O'REILLY: Ok. But what about the poor people who absolutely need the entitlements they get? You know in your state there are a lot of people on the dole, a lot.

(CROSS TALK)

PALIN: There will -- and there will always --

(CROSS TALK)

O'REILLY: So are you going to cut -- are you going to cut the subsidies going to people earning, say less than $15,000 a year? Is that going to happen?

PALIN: There is a need -- there is a need for a safety net for those who are disadvantaged and in some of the rural communities in Alaska where there's 80 percent unemployment, there is a disadvantage and there needs to be a safety net.

But you know why there is a disadvantage here in Alaska? Because the federal government has locked up our lands and not allowed us to tap into energy sources so that we can create more jobs. Less than one percent of Alaskan land is in the private sector hands.

Now, we asked the federal government and I've sued the federal government for allowance to be able to develop more so that people aren't of this entitlement mentality where they believe that the only way that they can get out of a disadvantaged stage is to have government provide for them.

If we had a robust economy here and all across the country, then we wouldn't have to be looking at these insolvent entitlement programs that yes, when -- when we start pulling the plug on some of them, there is going to be a shared burden across our country.

I just love those shared burdens, don't you? Especially when -- as always seems to be the case when Republicans talk about them -- working-class and poor people are the only ones doing all the sharing.

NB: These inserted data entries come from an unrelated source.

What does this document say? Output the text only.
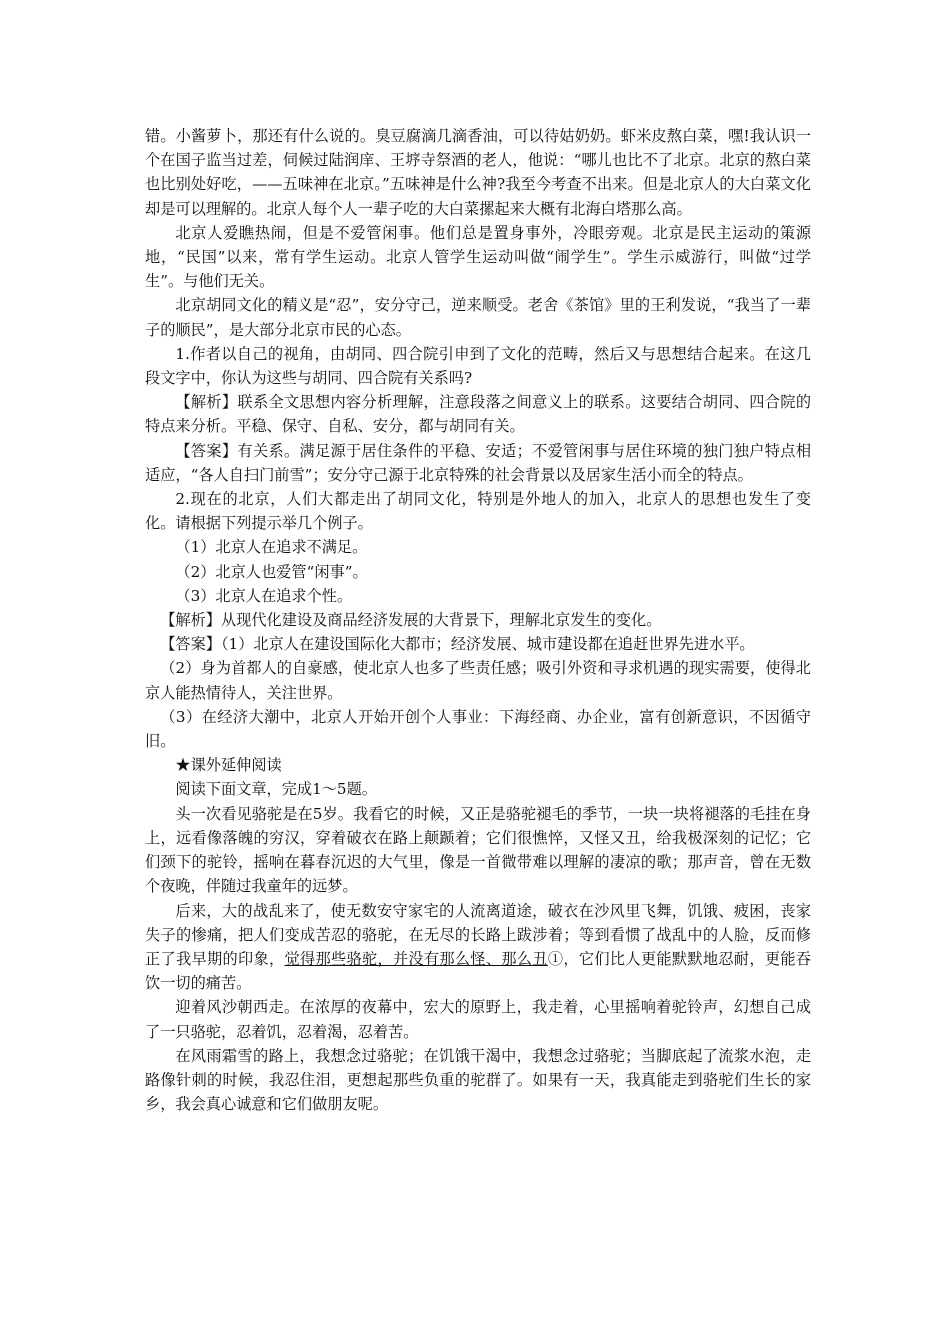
错。小酱萝卜，那还有什么说的。臭豆腐滴几滴香油，可以待姑奶奶。虾米皮熬白菜，嘿!我认识一个在国子监当过差，伺候过陆润庠、王垿寺祭酒的老人，他说：“哪儿也比不了北京。北京的熬白菜也比别处好吃，——五味神在北京。”五味神是什么神?我至今考查不出来。但是北京人的大白菜文化却是可以理解的。北京人每个人一辈子吃的大白菜摞起来大概有北海白塔那么高。

北京人爱瞧热闹，但是不爱管闲事。他们总是置身事外，冷眼旁观。北京是民主运动的策源地，“民国”以来，常有学生运动。北京人管学生运动叫做“闹学生”。学生示威游行，叫做“过学生”。与他们无关。

北京胡同文化的精义是“忍”，安分守己，逆来顺受。老舍《茶馆》里的王利发说，“我当了一辈子的顺民”，是大部分北京市民的心态。

1.作者以自己的视角，由胡同、四合院引申到了文化的范畴，然后又与思想结合起来。在这几段文字中，你认为这些与胡同、四合院有关系吗?

【解析】联系全文思想内容分析理解，注意段落之间意义上的联系。这要结合胡同、四合院的特点来分析。平稳、保守、自私、安分，都与胡同有关。

【答案】有关系。满足源于居住条件的平稳、安适；不爱管闲事与居住环境的独门独户特点相适应，“各人自扫门前雪”；安分守己源于北京特殊的社会背景以及居家生活小而全的特点。

2.现在的北京，人们大都走出了胡同文化，特别是外地人的加入，北京人的思想也发生了变化。请根据下列提示举几个例子。

（1）北京人在追求不满足。

（2）北京人也爱管“闲事”。

（3）北京人在追求个性。

【解析】从现代化建设及商品经济发展的大背景下，理解北京发生的变化。

【答案】（1）北京人在建设国际化大都市；经济发展、城市建设都在追赶世界先进水平。

（2）身为首都人的自豪感，使北京人也多了些责任感；吸引外资和寻求机遇的现实需要，使得北京人能热情待人，关注世界。

（3）在经济大潮中，北京人开始开创个人事业：下海经商、办企业，富有创新意识，不因循守旧。

★课外延伸阅读

阅读下面文章，完成1～5题。

头一次看见骆驼是在5岁。我看它的时候，又正是骆驼褪毛的季节，一块一块将褪落的毛挂在身上，远看像落魄的穷汉，穿着破衣在路上颠踬着；它们很憔悴，又怪又丑，给我极深刻的记忆；它们颈下的驼铃，摇响在暮春沉迟的大气里，像是一首微带难以理解的凄凉的歌；那声音，曾在无数个夜晚，伴随过我童年的远梦。

后来，大的战乱来了，使无数安守家宅的人流离道途，破衣在沙风里飞舞，饥饿、疲困，丧家失子的惨痛，把人们变成苦忍的骆驼，在无尽的长路上跋涉着；等到看惯了战乱中的人脸，反而修正了我早期的印象，觉得那些骆驼，并没有那么怪、那么丑①，它们比人更能默默地忍耐，更能吞饮一切的痛苦。

迎着风沙朝西走。在浓厚的夜幕中，宏大的原野上，我走着，心里摇响着驼铃声，幻想自己成了一只骆驼，忍着饥，忍着渴，忍着苦。

在风雨霜雪的路上，我想念过骆驼；在饥饿干渴中，我想念过骆驼；当脚底起了流浆水泡，走路像针刺的时候，我忍住泪，更想起那些负重的驼群了。如果有一天，我真能走到骆驼们生长的家乡，我会真心诚意和它们做朋友呢。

In the meantime, you have to wonder how much longer Palin is going to enjoy her free ride at Fox. If O'Reilly is toughening up on her, that probably means Roger Ailes is getting close to throwing her to the wolves.

UPDATE: Conservatives4Palin is claiming I "lied" in presenting a slightly faulty transcript. And indeed the transcript is slightly off. However, since it is a Lexis/Nexis transcript, I'm not really sure how this constitutes "lying."

Of course, even more interesting is that they seem to think that Bill O'Reilly was "destroyed" by Palin. I'm sure O'Reilly and the Fox execs who pay her will be interested to hear that too.

Might be time for someone's contract to end, I suspect.